There has been observed that many server appliances allow setup of user 
names and passwords with characters that cannot be represented with 
ISO-8859-1.  Client implementations then have problems to communicate 
with such servers properly while obeying RFCs, because of missing 
specification of character encoding of a user name and a password in 
both 'basic' and 'digest' authentication scheme.  Specially building of 
the Authorization header and its username= directive value and building 
of A1 string.

As for the username= directive value: it is by definition a 
'quoted-string' that is unable to carry any information about its 
character encoding.  I have not found any explicit information in RFC 
2617 about a required character encoding for it.  RFC 2047 encoding 
cannot be used because "an 'encoded-word' MUST NOT appear within a 
'quoted-string'" per RFC 2047 and on the other hand, per RFC 2616, 
"words of *TEXT (which 'quoted-string' consist of) MAY contain 
characters from character sets other than ISO-8859-1 only when encoded 
according to the rules of RFC 2047".  A dead end.

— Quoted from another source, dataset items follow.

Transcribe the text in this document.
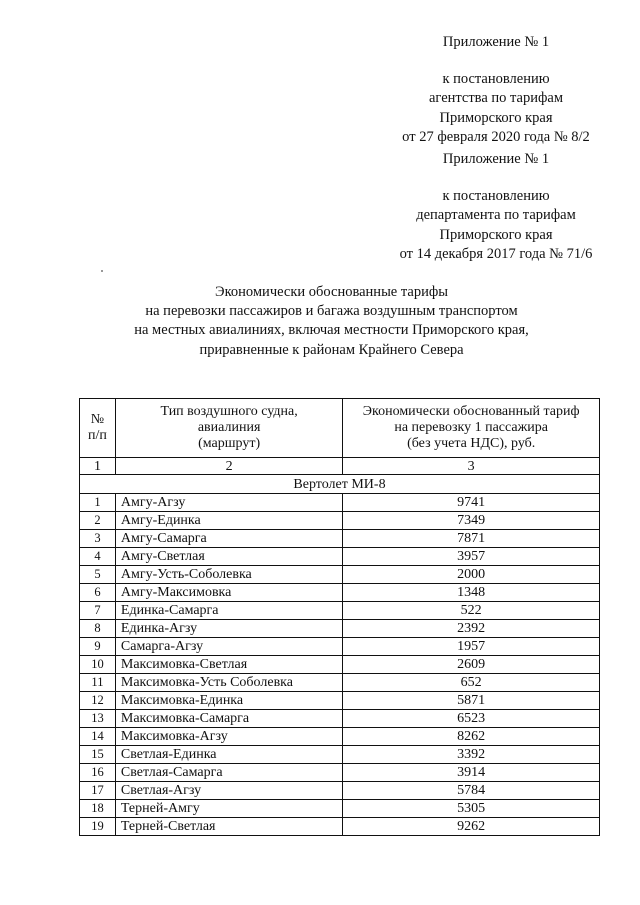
Приложение № 1
к постановлению
агентства по тарифам
Приморского края
от 27 февраля 2020 года № 8/2
Приложение № 1
к постановлению
департамента по тарифам
Приморского края
от 14 декабря 2017 года № 71/6
Экономически обоснованные тарифы
на перевозки пассажиров и багажа воздушным транспортом
на местных авиалиниях, включая местности Приморского края,
приравненные к районам Крайнего Севера
№
п/п	Тип воздушного судна,
авиалиния
(маршрут)	Экономически обоснованный тариф
на перевозку 1 пассажира
(без учета НДС), руб.

1	2	3
Вертолет МИ-8		
1	Амгу-Агзу	9741
2	Амгу-Единка	7349
3	Амгу-Самарга	7871
4	Амгу-Светлая	3957
5	Амгу-Усть-Соболевка	2000
6	Амгу-Максимовка	1348
7	Единка-Самарга	522
8	Единка-Агзу	2392
9	Самарга-Агзу	1957
10	Максимовка-Светлая	2609
11	Максимовка-Усть Соболевка	652
12	Максимовка-Единка	5871
13	Максимовка-Самарга	6523
14	Максимовка-Агзу	8262
15	Светлая-Единка	3392
16	Светлая-Самарга	3914
17	Светлая-Агзу	5784
18	Терней-Амгу	5305
19	Терней-Светлая	9262
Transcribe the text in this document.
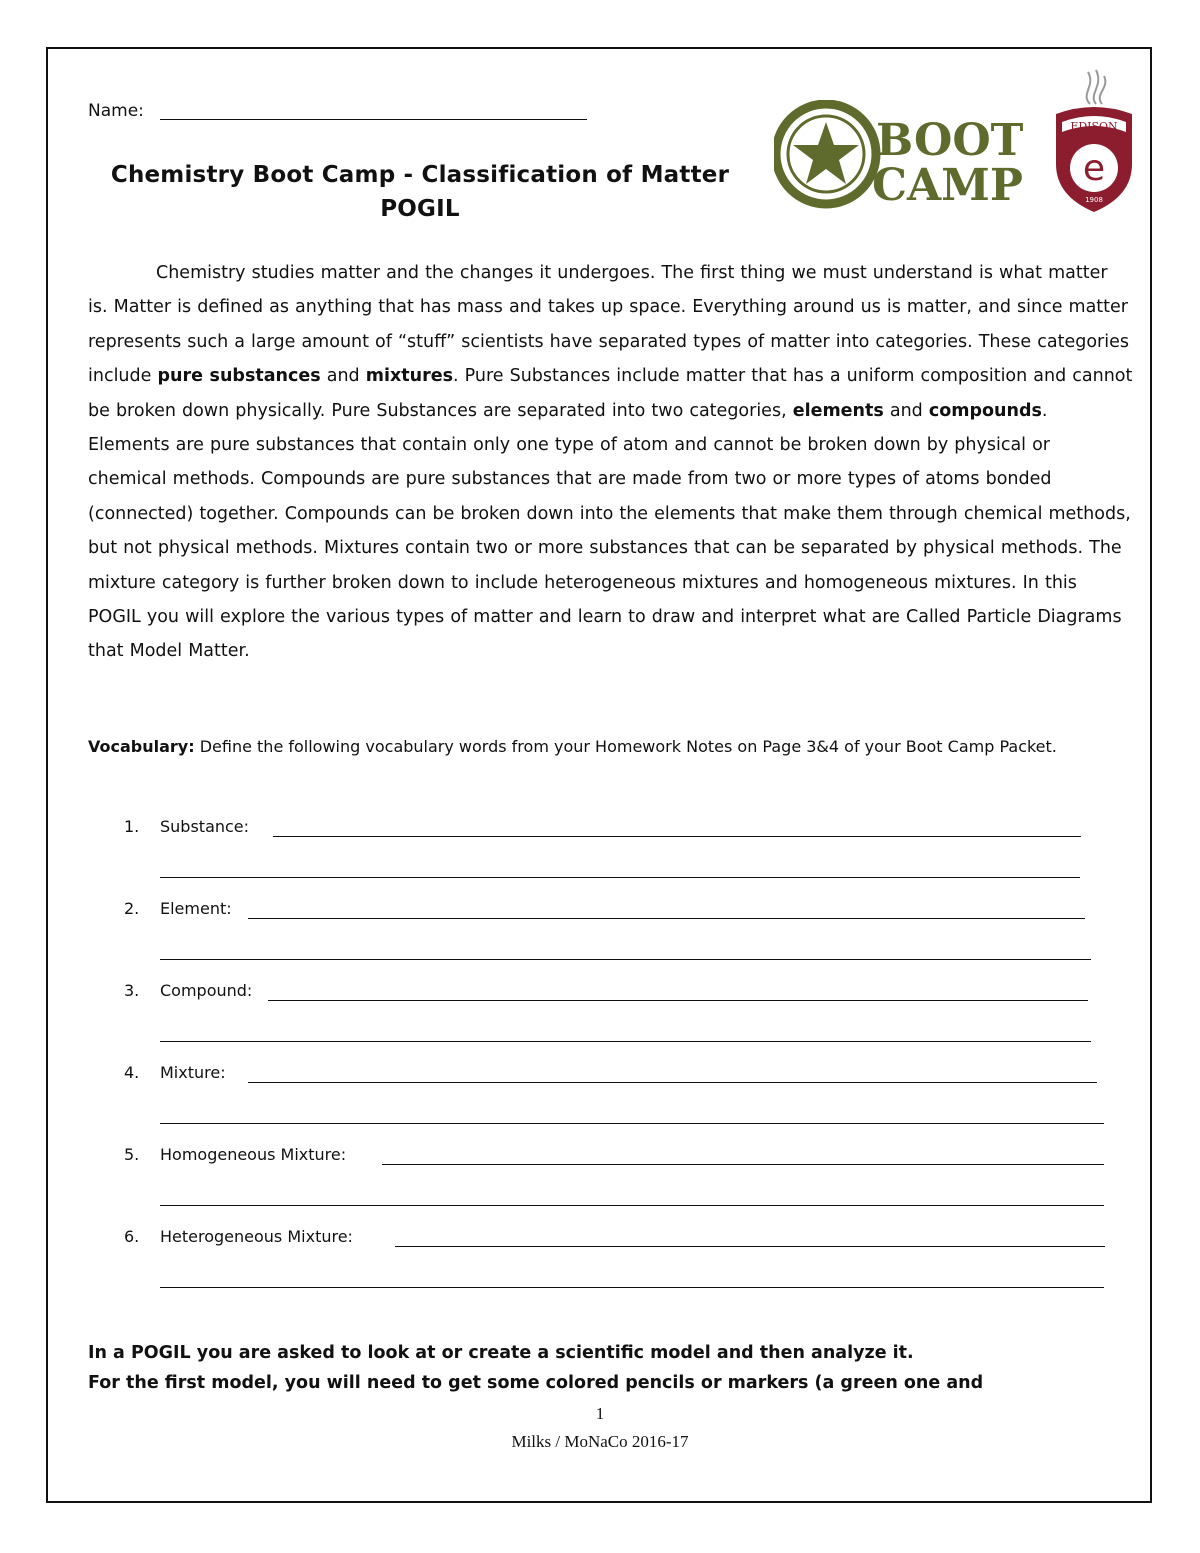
Name:
Chemistry Boot Camp - Classification of Matter
POGIL
BOOT
CAMP
EDISON
e
1908
Chemistry studies matter and the changes it undergoes. The first thing we must understand is what matter is. Matter is defined as anything that has mass and takes up space. Everything around us is matter, and since matter represents such a large amount of “stuff” scientists have separated types of matter into categories. These categories include pure substances and mixtures. Pure Substances include matter that has a uniform composition and cannot be broken down physically. Pure Substances are separated into two categories, elements and compounds. Elements are pure substances that contain only one type of atom and cannot be broken down by physical or chemical methods. Compounds are pure substances that are made from two or more types of atoms bonded (connected) together. Compounds can be broken down into the elements that make them through chemical methods, but not physical methods. Mixtures contain two or more substances that can be separated by physical methods. The mixture category is further broken down to include heterogeneous mixtures and homogeneous mixtures. In this POGIL you will explore the various types of matter and learn to draw and interpret what are Called Particle Diagrams that Model Matter.
Vocabulary: Define the following vocabulary words from your Homework Notes on Page 3&4 of your Boot Camp Packet.
1. Substance:
2. Element:
3. Compound:
4. Mixture:
5. Homogeneous Mixture:
6. Heterogeneous Mixture:
In a POGIL you are asked to look at or create a scientific model and then analyze it.
For the first model, you will need to get some colored pencils or markers (a green one and
1
Milks / MoNaCo 2016-17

As for A1 value: it's not said anywhere in what byte representation the 
user name, password and realm should be read when establishing the A1 
octet array.  The same problem applies to basic authentication where a 
base64 string is built to carry the username:password pair, but it is 
not said anywhere in what character encoding or generally an encoding 
the source for base64 has to be.

For example of a violation: Apache configuration utility program for 
configuring digest authentication database is taking the user name and 
the password directly as an argument from a terminal, in, often but not 
generally, UTF-8 encoding, pushing it to a hash function directly 
without any further translation.  The client side then should build the 
A1 string on it's side from UTF-8 encoded octet arrays.  The 
authentication mod seems to take the username= directive value, used to 
create the A1 string, "as is", in a byte representation sent by the 
client.  But, there is no way for the client to know, what encoding 
should be used when generating the headers.


My question is: should we disallow acceptance of a user name or password 
input in encoding different from ISO-8859-1 on the client side 
(independently on a server being setup for it, in any way) or should 
there be defined an extension to RFC 2617 allowing communication of the 
encoding between the client and the server?

For reference there are Mozilla platform bugs 
https://bugzilla.mozilla.org/show_bug.cgi?id=546330 and 
https://bugzilla.mozilla.org/show_bug.cgi?id=41489.

Sincerely,
Honza Bambas

Received on Sunday, 16 May 2010 08:15:11 UTC